Abe leads Japan down a dangerous path
Prime minister says North Korean threat is behind his early election call, but he only risks further isolating China and South Korea, nations he should be working with
Japanese Prime Minister Shinzo Abe has numerous reasons for dissolving the lower house of parliament and calling an election 14 months early. But behind his decision, more than any other issue, is his desire to push a militaristic agenda that will move Japan from its pacifist moorings. The manner in which he has called the vote leaves little room for much-needed debate. If handed a stronger mandate to rule, relations with China will become even colder.

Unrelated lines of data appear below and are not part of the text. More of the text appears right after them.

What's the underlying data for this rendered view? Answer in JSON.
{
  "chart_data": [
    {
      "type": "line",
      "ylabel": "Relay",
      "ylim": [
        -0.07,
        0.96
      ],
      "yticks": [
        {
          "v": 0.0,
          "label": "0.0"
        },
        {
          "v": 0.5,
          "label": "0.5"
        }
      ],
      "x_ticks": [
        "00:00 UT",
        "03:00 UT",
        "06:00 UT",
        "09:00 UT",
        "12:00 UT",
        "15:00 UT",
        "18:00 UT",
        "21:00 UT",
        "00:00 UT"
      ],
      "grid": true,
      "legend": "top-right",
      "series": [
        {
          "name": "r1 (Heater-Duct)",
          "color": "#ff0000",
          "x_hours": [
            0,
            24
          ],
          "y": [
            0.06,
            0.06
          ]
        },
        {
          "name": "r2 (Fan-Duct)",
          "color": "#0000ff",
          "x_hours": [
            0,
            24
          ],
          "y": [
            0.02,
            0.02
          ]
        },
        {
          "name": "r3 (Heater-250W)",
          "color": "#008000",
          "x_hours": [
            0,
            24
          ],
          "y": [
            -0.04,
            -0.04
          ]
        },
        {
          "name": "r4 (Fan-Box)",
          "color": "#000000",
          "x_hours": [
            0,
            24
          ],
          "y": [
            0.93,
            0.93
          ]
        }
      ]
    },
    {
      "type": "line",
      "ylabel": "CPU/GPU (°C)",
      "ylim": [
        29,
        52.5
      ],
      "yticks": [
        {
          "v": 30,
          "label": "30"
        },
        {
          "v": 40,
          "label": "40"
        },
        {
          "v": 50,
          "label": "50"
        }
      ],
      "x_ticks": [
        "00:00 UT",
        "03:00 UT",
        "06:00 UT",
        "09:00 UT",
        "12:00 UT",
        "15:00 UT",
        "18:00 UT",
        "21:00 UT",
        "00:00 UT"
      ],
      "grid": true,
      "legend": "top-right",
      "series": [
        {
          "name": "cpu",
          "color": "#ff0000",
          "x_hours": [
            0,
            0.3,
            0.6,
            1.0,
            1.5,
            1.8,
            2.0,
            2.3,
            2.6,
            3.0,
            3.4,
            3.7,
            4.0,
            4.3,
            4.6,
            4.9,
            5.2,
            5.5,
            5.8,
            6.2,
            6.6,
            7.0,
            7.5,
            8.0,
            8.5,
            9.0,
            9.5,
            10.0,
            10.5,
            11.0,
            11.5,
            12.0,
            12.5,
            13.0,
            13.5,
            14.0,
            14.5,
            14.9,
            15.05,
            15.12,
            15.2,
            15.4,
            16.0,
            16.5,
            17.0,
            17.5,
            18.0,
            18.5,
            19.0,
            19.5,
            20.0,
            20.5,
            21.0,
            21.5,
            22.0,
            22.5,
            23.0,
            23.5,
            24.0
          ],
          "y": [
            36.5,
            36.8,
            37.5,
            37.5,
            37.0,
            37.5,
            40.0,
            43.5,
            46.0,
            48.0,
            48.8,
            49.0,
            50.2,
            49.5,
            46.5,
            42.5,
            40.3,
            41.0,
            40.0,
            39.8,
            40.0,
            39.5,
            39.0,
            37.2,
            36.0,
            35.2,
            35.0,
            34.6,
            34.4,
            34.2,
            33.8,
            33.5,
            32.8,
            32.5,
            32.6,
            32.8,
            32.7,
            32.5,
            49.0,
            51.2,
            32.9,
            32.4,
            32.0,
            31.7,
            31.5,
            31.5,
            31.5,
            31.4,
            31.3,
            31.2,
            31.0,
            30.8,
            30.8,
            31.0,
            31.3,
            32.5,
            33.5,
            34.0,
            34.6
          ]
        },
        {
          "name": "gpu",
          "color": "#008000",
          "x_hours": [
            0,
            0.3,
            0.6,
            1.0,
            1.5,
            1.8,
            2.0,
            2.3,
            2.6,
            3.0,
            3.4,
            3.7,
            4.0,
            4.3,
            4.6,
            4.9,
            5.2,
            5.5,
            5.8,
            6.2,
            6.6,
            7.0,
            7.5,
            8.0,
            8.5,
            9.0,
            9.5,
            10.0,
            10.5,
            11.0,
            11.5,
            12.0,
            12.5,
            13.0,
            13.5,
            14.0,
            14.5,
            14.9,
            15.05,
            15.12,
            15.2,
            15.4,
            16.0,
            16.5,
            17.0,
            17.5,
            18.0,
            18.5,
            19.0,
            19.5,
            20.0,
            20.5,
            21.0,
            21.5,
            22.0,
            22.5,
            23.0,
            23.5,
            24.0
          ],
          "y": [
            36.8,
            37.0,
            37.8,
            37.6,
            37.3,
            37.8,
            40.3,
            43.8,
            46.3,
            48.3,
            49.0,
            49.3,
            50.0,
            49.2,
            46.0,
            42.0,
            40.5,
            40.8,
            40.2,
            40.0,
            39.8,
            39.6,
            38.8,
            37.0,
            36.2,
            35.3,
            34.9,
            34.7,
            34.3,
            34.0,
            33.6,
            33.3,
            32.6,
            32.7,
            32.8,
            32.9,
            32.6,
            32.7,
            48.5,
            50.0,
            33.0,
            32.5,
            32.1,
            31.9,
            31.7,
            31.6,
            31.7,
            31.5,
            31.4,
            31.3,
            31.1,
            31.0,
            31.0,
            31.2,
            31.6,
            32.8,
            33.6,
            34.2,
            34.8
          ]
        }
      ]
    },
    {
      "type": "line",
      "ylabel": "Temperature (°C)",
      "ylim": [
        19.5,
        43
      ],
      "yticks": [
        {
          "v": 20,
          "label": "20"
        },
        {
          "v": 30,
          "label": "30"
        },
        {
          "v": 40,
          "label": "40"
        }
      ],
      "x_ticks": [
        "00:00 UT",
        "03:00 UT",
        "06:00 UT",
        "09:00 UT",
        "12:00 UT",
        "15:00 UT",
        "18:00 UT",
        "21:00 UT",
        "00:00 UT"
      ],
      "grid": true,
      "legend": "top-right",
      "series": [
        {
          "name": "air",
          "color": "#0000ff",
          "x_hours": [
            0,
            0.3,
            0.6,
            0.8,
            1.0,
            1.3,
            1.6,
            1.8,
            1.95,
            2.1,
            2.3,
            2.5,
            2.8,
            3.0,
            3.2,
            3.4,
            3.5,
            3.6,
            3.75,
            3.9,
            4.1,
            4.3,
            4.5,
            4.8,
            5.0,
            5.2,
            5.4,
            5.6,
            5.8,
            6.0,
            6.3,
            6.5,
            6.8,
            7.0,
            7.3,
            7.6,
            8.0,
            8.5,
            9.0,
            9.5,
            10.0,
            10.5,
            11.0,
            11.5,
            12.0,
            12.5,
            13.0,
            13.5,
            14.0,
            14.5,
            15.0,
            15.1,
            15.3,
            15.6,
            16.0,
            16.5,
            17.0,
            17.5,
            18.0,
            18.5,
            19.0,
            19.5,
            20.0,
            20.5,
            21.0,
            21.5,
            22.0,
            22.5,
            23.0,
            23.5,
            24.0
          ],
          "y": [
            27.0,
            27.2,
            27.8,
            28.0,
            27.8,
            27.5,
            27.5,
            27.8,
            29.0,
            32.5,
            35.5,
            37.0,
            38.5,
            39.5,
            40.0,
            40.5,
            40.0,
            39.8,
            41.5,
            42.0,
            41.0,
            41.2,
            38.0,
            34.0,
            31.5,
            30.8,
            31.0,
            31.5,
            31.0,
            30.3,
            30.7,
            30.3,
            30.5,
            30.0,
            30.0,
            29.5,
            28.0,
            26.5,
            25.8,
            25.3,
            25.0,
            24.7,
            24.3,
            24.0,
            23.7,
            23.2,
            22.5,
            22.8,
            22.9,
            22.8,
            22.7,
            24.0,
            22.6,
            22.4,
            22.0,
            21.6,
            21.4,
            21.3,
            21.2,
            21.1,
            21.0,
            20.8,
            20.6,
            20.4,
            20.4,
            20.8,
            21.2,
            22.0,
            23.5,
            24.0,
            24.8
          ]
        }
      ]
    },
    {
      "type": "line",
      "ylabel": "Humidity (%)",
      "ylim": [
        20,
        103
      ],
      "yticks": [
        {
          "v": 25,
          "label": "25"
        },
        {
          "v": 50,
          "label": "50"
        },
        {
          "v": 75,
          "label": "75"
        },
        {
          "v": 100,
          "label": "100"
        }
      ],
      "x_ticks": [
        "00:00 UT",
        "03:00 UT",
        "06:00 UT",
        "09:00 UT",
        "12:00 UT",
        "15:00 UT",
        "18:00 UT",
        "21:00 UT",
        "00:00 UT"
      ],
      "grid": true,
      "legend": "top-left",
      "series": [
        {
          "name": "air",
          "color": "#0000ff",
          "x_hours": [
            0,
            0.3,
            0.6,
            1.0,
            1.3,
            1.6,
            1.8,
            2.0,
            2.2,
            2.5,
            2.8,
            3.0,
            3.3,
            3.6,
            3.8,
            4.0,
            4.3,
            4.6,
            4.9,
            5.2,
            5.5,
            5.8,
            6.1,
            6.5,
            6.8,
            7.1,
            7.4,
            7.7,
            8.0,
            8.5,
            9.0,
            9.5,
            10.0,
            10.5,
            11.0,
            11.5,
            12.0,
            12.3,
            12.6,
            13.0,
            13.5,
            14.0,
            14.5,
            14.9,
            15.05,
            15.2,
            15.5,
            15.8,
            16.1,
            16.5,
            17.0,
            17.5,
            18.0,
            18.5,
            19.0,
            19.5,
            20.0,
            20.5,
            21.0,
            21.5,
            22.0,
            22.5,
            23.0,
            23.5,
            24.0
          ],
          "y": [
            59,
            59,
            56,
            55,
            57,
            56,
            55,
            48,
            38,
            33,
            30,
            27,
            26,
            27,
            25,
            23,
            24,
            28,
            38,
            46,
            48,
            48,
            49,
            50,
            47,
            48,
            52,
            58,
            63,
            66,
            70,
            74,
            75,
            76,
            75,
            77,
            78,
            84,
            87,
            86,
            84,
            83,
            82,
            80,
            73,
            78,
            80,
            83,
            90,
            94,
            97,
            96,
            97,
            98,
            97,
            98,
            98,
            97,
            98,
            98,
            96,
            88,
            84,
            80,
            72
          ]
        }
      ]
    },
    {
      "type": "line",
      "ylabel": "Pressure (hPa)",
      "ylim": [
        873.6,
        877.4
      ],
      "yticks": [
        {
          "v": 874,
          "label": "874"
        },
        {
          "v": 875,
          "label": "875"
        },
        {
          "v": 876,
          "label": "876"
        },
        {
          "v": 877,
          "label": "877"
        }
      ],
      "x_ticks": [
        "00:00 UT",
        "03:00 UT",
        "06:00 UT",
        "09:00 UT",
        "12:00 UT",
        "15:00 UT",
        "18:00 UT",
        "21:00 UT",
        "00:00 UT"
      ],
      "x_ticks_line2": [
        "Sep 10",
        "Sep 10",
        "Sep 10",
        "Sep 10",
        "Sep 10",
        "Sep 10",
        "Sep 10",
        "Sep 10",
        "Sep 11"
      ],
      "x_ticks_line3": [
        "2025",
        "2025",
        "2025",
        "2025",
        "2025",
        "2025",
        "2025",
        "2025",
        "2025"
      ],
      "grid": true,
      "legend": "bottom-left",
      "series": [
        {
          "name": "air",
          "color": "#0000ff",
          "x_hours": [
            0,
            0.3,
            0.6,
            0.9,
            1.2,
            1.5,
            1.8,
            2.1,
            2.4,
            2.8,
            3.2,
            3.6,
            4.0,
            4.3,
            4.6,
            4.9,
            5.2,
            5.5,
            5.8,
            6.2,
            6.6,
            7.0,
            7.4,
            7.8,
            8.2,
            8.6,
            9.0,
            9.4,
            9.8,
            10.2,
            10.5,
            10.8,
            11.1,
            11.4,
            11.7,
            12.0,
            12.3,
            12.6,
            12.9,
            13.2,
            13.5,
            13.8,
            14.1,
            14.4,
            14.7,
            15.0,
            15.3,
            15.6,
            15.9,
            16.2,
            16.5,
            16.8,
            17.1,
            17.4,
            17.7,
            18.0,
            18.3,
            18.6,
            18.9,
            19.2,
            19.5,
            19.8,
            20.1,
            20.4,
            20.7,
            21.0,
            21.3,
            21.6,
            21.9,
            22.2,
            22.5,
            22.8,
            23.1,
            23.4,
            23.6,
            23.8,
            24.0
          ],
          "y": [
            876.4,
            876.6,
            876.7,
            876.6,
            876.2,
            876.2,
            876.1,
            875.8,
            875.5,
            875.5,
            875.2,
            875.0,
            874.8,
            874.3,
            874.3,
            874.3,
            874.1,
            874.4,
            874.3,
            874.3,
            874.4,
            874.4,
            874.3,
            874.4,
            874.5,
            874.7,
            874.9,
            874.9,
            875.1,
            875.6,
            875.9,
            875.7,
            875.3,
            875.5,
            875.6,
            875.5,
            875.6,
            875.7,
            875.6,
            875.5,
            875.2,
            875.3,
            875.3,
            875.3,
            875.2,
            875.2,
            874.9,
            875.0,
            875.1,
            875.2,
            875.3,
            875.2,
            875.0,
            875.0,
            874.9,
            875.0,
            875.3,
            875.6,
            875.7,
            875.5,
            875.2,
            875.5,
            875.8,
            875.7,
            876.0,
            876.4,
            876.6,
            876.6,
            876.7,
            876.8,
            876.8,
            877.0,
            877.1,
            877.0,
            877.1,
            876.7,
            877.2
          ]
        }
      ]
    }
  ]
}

The security threat posed by North Korea – it has fired two missiles over Hokkaido in recent months – has understandably worried Japanese. Abe’s tough rhetoric has caused a surge in opinion poll ratings, providing an opportunity to capitalise politically while giving new life to plans to revise Article 9 of the constitution, which limits Japan’s military to being a self-defence force. He and other nationalists in his Liberal Democratic Party want a clause added that would create a fully fledged fighting force while keeping intact a renunciation of war. China and others in Asia brutalised by Japan before and during the second world war have good reason to object.
A record US$48 billion defence budget was put forward last month with provisions for missile and radar systems and weapons research. Also included are plans for a system such as the Terminal High Altitude Area Defence missile shield installed by the United States in South Korea, which has caused a serious rift between Beijing and Seoul due to radar capabilities that enable surveillance of the Chinese military. The wedge between China and Japan would also deepen with such a facility.
In announcing an election for October 22, Abe said he was seeking a new mandate to deal with the North Korean threat. He also proposed putting money raised by an increase in consumption tax into child-rearing schemes. But with his party and its coalition partner having a two-thirds majority in the lower chamber, these were not convincing arguments for an early poll. The main opposition parties are in disarray and have been caught off guard while a more threatening challenger, the Party of Hope led by popular conservative Tokyo governor Yuriko Koike, was formed only on Monday. The poll also prevents meaningful debate on serious issues, among them Article 9 and graft scandals in Abe’s cabinet.
North Korea’s provocations are best dealt with by negotiations between Pyongyang and Washington, not Japanese constitutional revisions. There are arguably more pressing matters Abe should be addressing, including economic and fiscal policies and social welfare reforms. He is taking Japan down a dangerous path of confrontation with China and South Korea, nations he should be working with, not isolating.